Men Today vs Yesterday

When I was a boy, there was a railroad track we drove across every day that ran very close to a brick factory building; and on the side of the building, there was a sign that read "Will Not Clear A Man." Growing up, I always wondered about that sign. When I was older, I realized what it meant. Trains often had railroad men hanging onto the sides of them, for various reasons. That sign was there to tell the engineer that the space between the building and train was too narrow to accommodate a man hanging onto the side of it: he would be knocked off.

Today, our culture is very much like the side of that building: it is designed to knock a man - a real man - off the side of the train he is riding so he cannot "clear" it. It throws obstacles in his path that become increasingly harder to "clear." Even if parents home school their boys, and do everything in their power to raise them to become men, at some point our culture will try to knock them off. Our men - who are the heads of our marriages, families and communities - are the fatalities of our present culture as they are knocked, one by one, off the trains of life. What are some of the reasons for this phenomenon, and what can we do about it?

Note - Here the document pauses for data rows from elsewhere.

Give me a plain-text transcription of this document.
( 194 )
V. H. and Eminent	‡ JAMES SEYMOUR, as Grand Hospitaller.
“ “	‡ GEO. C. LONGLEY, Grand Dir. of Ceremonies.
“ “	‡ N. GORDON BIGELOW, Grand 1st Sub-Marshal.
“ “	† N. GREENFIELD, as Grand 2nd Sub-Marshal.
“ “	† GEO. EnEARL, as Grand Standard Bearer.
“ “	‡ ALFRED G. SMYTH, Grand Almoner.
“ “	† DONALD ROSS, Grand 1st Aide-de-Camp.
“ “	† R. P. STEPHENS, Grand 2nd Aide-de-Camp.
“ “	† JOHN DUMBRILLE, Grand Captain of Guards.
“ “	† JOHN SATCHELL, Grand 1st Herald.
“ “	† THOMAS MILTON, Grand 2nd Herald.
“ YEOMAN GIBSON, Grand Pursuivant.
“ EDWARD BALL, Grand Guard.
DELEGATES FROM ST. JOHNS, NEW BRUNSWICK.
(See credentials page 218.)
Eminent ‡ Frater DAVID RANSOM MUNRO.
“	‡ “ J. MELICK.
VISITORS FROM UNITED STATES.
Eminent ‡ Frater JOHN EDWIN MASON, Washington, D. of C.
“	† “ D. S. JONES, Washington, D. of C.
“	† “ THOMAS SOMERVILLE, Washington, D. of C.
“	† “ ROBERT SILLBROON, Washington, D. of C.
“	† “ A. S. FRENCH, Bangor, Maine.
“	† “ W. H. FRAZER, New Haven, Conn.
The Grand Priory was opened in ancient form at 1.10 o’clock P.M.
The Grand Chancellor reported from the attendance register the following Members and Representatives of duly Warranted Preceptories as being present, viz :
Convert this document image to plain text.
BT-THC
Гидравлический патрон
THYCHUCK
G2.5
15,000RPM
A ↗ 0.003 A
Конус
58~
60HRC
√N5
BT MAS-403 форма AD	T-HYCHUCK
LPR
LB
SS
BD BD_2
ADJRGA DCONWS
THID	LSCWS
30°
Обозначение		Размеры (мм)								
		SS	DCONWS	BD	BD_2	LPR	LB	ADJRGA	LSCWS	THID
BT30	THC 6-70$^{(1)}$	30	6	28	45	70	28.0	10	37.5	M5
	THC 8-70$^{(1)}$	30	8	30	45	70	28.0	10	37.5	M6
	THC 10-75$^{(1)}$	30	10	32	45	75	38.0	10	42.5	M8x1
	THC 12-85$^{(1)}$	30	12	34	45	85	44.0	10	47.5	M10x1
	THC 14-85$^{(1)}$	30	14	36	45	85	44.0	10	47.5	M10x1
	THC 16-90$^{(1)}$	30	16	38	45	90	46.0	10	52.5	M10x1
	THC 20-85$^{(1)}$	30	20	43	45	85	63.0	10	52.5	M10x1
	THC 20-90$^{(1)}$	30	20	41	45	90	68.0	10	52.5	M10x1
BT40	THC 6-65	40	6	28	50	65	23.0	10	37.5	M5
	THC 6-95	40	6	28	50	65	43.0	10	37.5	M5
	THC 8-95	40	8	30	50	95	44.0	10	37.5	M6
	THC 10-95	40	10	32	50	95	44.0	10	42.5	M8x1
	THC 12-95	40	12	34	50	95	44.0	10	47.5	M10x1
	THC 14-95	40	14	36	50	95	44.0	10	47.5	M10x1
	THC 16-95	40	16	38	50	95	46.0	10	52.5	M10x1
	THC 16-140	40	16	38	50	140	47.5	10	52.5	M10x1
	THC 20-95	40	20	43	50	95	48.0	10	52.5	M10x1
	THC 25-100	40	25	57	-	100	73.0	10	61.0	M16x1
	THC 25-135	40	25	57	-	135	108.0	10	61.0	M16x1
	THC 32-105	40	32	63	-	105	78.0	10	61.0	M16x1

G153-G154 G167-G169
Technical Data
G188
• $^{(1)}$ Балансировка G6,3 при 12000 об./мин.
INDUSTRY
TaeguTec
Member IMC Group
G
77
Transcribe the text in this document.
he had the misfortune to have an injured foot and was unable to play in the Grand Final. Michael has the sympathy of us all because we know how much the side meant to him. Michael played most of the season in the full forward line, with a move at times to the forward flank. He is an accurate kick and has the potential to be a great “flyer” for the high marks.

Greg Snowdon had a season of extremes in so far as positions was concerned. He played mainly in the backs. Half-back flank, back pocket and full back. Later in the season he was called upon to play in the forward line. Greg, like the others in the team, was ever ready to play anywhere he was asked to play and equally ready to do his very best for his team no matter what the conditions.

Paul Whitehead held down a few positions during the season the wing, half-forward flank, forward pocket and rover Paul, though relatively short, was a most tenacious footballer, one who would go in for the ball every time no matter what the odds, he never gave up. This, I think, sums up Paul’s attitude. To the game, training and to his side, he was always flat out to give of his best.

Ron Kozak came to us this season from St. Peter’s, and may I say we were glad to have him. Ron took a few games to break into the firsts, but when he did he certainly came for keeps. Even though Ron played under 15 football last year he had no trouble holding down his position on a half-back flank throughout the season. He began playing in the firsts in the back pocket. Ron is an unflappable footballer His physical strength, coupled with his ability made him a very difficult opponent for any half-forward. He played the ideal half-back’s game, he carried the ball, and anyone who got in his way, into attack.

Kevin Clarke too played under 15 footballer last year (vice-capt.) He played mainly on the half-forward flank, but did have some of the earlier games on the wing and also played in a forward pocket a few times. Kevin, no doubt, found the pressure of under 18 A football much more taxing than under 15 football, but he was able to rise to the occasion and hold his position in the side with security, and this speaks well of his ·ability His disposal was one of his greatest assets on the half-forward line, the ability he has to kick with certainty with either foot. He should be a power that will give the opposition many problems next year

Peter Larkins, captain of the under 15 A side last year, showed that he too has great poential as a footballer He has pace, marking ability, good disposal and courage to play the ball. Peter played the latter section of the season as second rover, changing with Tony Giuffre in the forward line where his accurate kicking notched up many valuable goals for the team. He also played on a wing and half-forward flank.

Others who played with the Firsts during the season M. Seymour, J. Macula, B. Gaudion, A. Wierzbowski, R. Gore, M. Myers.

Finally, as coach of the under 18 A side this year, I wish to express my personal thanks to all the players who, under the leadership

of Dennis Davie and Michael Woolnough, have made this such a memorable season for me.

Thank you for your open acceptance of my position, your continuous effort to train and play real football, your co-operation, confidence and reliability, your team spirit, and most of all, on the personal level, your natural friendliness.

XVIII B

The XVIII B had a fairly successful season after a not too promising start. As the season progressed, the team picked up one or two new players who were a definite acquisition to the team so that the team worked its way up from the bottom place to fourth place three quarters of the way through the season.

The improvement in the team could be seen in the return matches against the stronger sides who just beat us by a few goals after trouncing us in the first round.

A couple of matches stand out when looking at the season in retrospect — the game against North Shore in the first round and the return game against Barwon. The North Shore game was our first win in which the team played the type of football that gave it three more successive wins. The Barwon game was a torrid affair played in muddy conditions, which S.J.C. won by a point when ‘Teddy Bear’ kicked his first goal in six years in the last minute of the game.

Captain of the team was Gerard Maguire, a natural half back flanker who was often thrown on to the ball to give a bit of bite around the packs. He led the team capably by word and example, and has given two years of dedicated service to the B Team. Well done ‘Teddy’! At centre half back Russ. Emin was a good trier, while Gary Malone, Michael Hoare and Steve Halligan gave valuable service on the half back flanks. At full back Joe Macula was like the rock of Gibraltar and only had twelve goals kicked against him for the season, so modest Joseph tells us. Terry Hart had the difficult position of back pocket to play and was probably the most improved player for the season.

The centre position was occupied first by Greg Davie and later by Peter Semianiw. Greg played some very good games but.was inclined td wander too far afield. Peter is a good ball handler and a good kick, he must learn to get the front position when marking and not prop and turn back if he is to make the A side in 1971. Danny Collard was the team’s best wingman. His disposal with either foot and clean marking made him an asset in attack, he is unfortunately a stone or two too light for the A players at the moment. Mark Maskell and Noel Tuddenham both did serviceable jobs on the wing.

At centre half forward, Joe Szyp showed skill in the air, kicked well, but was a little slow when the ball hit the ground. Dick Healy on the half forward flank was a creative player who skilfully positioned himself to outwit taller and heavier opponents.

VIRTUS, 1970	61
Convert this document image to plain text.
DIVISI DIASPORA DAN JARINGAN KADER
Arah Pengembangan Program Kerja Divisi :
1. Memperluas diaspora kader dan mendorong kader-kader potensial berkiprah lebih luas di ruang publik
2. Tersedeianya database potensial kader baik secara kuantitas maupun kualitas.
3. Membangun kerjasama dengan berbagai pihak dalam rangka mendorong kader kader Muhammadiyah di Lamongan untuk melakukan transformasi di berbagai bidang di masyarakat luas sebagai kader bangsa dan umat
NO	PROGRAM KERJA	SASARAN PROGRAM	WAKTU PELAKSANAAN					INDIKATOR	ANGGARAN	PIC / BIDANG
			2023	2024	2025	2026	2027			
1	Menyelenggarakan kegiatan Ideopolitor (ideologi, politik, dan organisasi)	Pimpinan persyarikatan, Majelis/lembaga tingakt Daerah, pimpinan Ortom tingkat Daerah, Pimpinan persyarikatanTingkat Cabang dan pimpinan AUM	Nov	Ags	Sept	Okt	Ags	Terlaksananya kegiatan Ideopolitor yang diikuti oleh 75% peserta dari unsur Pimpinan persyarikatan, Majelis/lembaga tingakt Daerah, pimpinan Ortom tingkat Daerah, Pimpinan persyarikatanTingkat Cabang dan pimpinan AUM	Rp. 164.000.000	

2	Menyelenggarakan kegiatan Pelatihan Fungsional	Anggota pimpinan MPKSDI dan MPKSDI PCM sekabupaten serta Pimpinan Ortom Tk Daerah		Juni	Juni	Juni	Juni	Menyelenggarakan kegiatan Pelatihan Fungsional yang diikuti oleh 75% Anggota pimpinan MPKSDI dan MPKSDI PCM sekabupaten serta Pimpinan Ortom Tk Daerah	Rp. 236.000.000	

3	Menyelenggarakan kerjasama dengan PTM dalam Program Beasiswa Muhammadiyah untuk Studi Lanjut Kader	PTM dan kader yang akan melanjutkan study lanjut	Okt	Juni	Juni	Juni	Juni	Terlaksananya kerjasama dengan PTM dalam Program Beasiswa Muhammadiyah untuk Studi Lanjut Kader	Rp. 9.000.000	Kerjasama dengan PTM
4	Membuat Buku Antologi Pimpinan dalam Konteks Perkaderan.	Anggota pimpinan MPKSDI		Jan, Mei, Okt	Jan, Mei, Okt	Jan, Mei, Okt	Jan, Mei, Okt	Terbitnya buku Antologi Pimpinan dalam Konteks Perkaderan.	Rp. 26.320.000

Unlike women, who are home-oriented, men need community. We need a community of other men to which we belong and by whom we are respected. Boys, too, when they reach the age of manhood, need to be initiated into that community. (See Christian Knighthood) How are fathers going to initiate their sons into something that they themselves don't have? If there is one thing that men and their families lack today it is community, and church isn't solving that problem except superficially. We are all living in some kind of isolation, and it is destroying our defenses against sin. We cannot fight sin alone. We need to stand with other men who love God.

Unlike women, who are security-driven, men need adventure. We need opportunities to discover new worlds and to test our mettle. You can see that tendency in boys at an early age. (See The Dangerous Book For Boys.) How are fathers going to teach their sons to be courageous and take risks if they themselves aren't and don't? Both men and boys lack those opportunities today, as our society has worked hard to tame them and make them "safe." By "gelding" our men and boys, we are rendering them incapable of action, and therefore incapable of leading.

Unlike women, who are relational, men need action. We need activities in which to prove ourselves. Our communities are not designed for relationship, primarily, but rather for activity. Our adventures are not passive but filled with action - like hunting, fishing, backpacking, cycling, kayaking, building things, etc. One of the best things I hear from fathers is how their sons "never stop moving." Boys need things to "do;" not read, not draw, not talk - do (meaning, involving movement). Again, our society, in its attempt to create a unisex culture, has tried to take all the movement out of education, out of life. We have become a sedentary society, and it is making our women and girls obese, and our men and boys effeminate and passive.

What are some of the results of a society that lacks community, adventure and action in the lives of its men and boys? The growth of gang cultures, a 75% pornography involvement among men, and a 50% divorce rate, to name a few. Gang cultures are nothing more than boys attempting to find community. Pornography is nothing more than men searching for adventure. Divorce is nothing more than men looking for motion in a marriage that has become static.

As I see it, men today 1) start out as boys, of course, and then, without fully maturing, 2) move into marriage. From there, they 3) end up in addiction (money, power, sex, pleasure), and that is when 4) the Church or some other organization steps in and tries to do something to help restore the man. Often, because the attempt at restoration comes late, 5) the man's marriage ends in divorce and he ends up feeling like a failure - as a man, as a husband and as a father.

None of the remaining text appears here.